世界のドキュメンタリー「プーチン大統領が狙う“5つの海” -覇権拡大への戦略-」2026-04-04

2026年4月4日 當山日出夫

世界のドキュメンタリー「プーチン大統領が狙う“5つの海” -覇権拡大への戦略-」

4月から、番組の名前が、「BS世界のドキュメンタリー」だったものから、「BS」の文字がなくなった。それから、Eテレの「ドキュランドへようこそ」が、同じく「世界のドキュメンタリー」に変わった。

2025年、フランス。

ロシアのウクライナ侵攻については、さんざん語られてきている。それを理解するのに、ロシアにおけるウクライナ観……歴史的にウクライナはロシアの一部であるとする考え方……から、説明されることが多かったかと思う。

この番組では、さらにさかのぼって、プーチンの考える、中央アジアへの覇権構想の一部として、ウクライナの問題をとらえている。それも、昔の、ピョートル大帝の時代の栄光をとりもどすことが、プーチンの夢(あるいは、妄想というべきか)だとも、語っている。旧ソ連の崩壊が、ロシアにとって悲劇的な事件であったということは、今のロシアのことを考えるうえで、やはり重要である。旧ソ連の構成国が、独立して主権を主張し、さらには、EUやNATOに近接していくのを、だまって見過ごすわけにはいかない。(賛否は別として)これはこれで、そのように考えるのは、理解できることではある。

五つの海という。カスピ海、アゾフ海、黒海、バルト海、白海、これらの海の覇権と、それをつなぐ内陸の交通路を抗争する。

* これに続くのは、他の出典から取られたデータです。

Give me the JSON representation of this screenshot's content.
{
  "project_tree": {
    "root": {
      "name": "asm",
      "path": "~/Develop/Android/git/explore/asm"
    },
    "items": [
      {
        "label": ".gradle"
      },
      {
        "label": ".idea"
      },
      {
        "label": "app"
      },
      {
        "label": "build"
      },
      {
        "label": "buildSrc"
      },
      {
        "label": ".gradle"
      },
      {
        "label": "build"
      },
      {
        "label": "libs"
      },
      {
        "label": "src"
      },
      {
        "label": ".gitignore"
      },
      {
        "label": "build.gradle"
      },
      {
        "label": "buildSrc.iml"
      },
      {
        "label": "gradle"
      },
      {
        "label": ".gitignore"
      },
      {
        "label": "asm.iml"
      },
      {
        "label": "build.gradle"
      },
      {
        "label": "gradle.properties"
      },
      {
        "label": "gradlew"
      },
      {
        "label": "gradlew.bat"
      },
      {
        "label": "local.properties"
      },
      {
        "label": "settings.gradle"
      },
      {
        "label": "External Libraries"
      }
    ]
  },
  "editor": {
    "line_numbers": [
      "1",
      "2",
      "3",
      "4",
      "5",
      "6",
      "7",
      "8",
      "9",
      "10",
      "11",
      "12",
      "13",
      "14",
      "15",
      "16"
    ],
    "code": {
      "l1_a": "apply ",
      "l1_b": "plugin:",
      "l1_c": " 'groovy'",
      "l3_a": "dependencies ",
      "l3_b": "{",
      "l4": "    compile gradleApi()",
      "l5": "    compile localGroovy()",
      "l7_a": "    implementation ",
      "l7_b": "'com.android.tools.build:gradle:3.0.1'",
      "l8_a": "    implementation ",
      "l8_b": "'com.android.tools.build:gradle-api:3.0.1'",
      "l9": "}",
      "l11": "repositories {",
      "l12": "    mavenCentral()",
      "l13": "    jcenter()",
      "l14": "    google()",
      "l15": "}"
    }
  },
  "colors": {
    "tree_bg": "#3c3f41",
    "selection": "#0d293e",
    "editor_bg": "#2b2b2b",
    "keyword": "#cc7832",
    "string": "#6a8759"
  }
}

それから、北極海のことがある。(番組では言っていなかったが、おそらくこれは、中国の一帯一路構想と対立するところがあるはずである。ロシアと中国が、そこそこ仲よくしていられる間はいいとしても、これからどうなるだろうか。)

北極海にロシアが影響力を持とうとしている。これは、すでに、いろいろと言われていることである。日本では、小泉悠が、この動きに警鐘を鳴らしていたのだが、今にいたるまで、マスコミなどでは、北極海の覇権をめぐる世界の動きについては、反応が鈍いとしかいいようがない。アメリカのトランプ大統領が、グリーンランドの領有を言ったときには、特に(自称)リベラル左翼から、トランプ大統領の妄想として冷笑的に見ることがあったが、まったく、国際政治のリアリティに欠けるとしかいいようがないし、このあたりの感覚は、もう(自称)日本のリベラル左派に国際政治を語るセンスが絶望的に欠如しているということになったかと思って見ていた。

北極海をめぐっては、グリーンランドが、非常に重要な位置を占めることは確かなことで……こんなことは、地球儀を見ればすぐに分かる……ロシアに対抗して、アメリカやNATOが、グリーンランドへのプレゼンスを強化しようという動きに出ざるをえないことは、自明なことに思える。(それを、トランプ大統領が、かなり独特な個性的な表現で言っただけのことである。)

番組では日本のことは一言も出てきていなかった。しかし、ロシアが想定する、北極海航路は、日本海を通って中国につながっている。この視点では、日本は、ロシアと中国の、北極海を通じた北大西洋から太平洋にいたる覇権のあらそいの最前線に置かれることになる。良い悪いではなく、これが、現実なのである。

強いて思うことを言えば、日本がこれに対抗するには、原子力潜水艦しかないと思うが、軍事の専門家はどう考えるのだろうか。冬の流氷にとざされたオホーツク海、また、北極海で、空母をふくめて、通常の軍艦が、適切に行動できるのだろうか。潜行中はバッテリーで動く日本がこれまでに保有している潜水艦で、大丈夫なのだろうか。

いわゆる台湾有事は、将来的には北極海につながっていると考えるのは、決して誇大な考えではないと思っている。